Nigel Holmes, CEO of the Scottish Hydrogen and Fuel Cell Association

He told ESJ on the sidelines of the All-Energy event in Glasgow, Scotland on May 3, that: “Comparing all the technology available, the classic comparison I’m getting is between energy storage and hydrogen.

“And if asked which will be the winner, the answer is it depends, because looking at residential PV and battery storage in houses you can store all the output on a daily basis and use that, and the system will return energy 365 days a year.

“That for me is a good solution at that scale. The bit we are trying to understand is going bigger in terms of energy storage and big in terms of duration and demand. Scaling up with batteries in a linear way from kWh to MWh is not quite as simply as it is a 1,000 times bigger.

“With hydrogen there’s potentially very large economics of scale storing hydrogen in salt caverns. That’s happening in Texas.”

So would the UK be able to add enough electrochemical storage capacity to meet growing renewables integration to balance supply and demand over longer timeframes? His response was simple: “At present my answer is no.

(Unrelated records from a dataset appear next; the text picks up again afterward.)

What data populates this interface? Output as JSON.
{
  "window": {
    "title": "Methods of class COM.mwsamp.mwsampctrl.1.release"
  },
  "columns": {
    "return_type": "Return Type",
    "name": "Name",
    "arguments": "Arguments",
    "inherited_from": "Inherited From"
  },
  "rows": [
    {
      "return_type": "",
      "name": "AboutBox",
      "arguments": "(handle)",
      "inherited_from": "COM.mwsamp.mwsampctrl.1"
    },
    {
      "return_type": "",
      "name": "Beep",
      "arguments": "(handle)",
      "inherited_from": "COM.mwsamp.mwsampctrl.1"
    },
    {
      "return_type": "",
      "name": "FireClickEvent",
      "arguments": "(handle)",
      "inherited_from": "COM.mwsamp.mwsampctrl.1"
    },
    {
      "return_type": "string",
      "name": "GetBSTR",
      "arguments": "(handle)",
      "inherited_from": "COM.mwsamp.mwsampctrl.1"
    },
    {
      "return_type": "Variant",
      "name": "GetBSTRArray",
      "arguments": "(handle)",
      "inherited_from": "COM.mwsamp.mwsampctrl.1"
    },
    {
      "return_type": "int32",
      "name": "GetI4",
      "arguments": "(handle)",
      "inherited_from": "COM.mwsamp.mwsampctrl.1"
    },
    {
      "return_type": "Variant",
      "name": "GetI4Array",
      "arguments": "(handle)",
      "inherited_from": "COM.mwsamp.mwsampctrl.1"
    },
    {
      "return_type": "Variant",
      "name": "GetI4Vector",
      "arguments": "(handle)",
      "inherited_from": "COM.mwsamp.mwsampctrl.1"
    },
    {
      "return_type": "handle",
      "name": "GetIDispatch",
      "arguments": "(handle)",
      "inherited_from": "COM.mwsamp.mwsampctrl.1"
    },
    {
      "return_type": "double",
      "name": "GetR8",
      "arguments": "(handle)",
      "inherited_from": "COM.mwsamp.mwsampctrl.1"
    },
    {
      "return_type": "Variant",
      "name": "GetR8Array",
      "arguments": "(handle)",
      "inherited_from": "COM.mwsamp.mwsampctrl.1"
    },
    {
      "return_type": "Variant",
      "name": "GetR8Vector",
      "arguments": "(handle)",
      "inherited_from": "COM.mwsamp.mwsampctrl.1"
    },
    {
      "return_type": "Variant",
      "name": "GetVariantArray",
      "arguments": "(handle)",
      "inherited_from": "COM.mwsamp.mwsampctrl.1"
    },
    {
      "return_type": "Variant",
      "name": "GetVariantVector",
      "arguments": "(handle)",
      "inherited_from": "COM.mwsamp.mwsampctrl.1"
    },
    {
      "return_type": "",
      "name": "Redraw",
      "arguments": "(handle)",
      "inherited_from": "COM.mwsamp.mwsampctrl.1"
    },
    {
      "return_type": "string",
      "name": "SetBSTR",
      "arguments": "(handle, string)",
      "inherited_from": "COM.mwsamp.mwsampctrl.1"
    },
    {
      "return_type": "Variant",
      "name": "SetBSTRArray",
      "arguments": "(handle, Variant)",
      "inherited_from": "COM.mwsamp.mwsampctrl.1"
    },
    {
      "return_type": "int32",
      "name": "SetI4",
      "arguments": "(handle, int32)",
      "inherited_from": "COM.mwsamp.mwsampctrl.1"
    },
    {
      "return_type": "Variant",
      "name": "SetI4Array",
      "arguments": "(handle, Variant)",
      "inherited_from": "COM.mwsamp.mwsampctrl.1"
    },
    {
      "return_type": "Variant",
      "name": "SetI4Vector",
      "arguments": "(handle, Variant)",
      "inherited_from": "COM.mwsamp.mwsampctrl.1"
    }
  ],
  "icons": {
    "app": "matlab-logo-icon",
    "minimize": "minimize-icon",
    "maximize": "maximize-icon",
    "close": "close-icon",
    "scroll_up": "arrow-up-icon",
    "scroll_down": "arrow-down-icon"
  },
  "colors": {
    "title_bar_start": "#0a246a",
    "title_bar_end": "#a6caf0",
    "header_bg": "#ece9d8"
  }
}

“I struggle to envisage a situation where the UK battery storage capacity could economically satisfy the inter-seasonal demand for energy when you consider scenarios where we begin to significantly decarbonize heat.

“To meet the inter-seasonal energy demands for low carbon heat we will need many, many TWhs of energy storage.

“I can see a key role for battery storage in behind the meter (with PV for instance), and for local grid balancing at MW scale. But I struggle to see the case for TWh scale battery storage. The economics won’t stack up.”

The issue revolves around system operators balancing the weekly, monthly and seasonal heat demands as well as growing electrical and transportation demands, such as electric vehicle charging.

Grant Wilson, teaching and research fellow at Sheffield University

Grant Wilson, teaching and research fellow at Sheffield University, says electrochemical storage would, however, still play a crucial role in managing renewable integration at a sub-daily level, and day-to-day level.

He said: “Perhaps with time it may even help with balancing up to a week and beyond. However, when the sheer scale of balancing heat demands as well as electrical and transport demands over weeks to months to seasons is considered, electrochemical storage simply seems to be the wrong technology choice.

“Basically, if a system is looking to store TWhs (this is energy not power) of energy over longer periods of time — then it is very hard to see this being accomplished without the use of a fuel, and hydrogen has potential to fill this role.”

Last December the UK Renewable Energy Association and an interest group made up of members of the House of Lords and House of Commons, released a paper that suggested the UK would reach 8GW of battery storage by 2021 in a medium deployment scenario — up from 60MW today.

Putting this in perspective, if this had four hours of energy associated with this storage – it would be equivalent to 32GWh of stored energy. On March 1 this year the gas demand at the local area was nearly 3,500GWh; meaning 32GWh would be equivalent to less than 1% of local gas demand.

A best-case scenario, requiring major policy support and a rollout of all the policies contained in the UK government’s July 2017 smart systems and flexibility plan, Britain could have a 12GW battery market by 2021.

Transmission operator National Grid suggested that up to 40% of the UK’s electricity demand could be supplied by gas-fired generation in its Future Energy Scenarios report. The report noted that, in 2017, daily transmission fed gas-fired generation demand fluctuated between 990GW and 792GW.

Wilson said there is broadly about 3,800GWh of natural gas in the high pressure transmission gas lines, of which on a daily basis, the change in pressure allows the energy in the pipes to fluctuate by anywhere up to 450GWh over a day (but on average it fluctuates by just over 100GWh per day).

He said: “This fluctuation can be considered to be energy storage – as the amount of energy in the pipes can be changed to accommodate changes in demand further downstream in the gas network – this fluctuation itself is typically termed ‘linepack’.”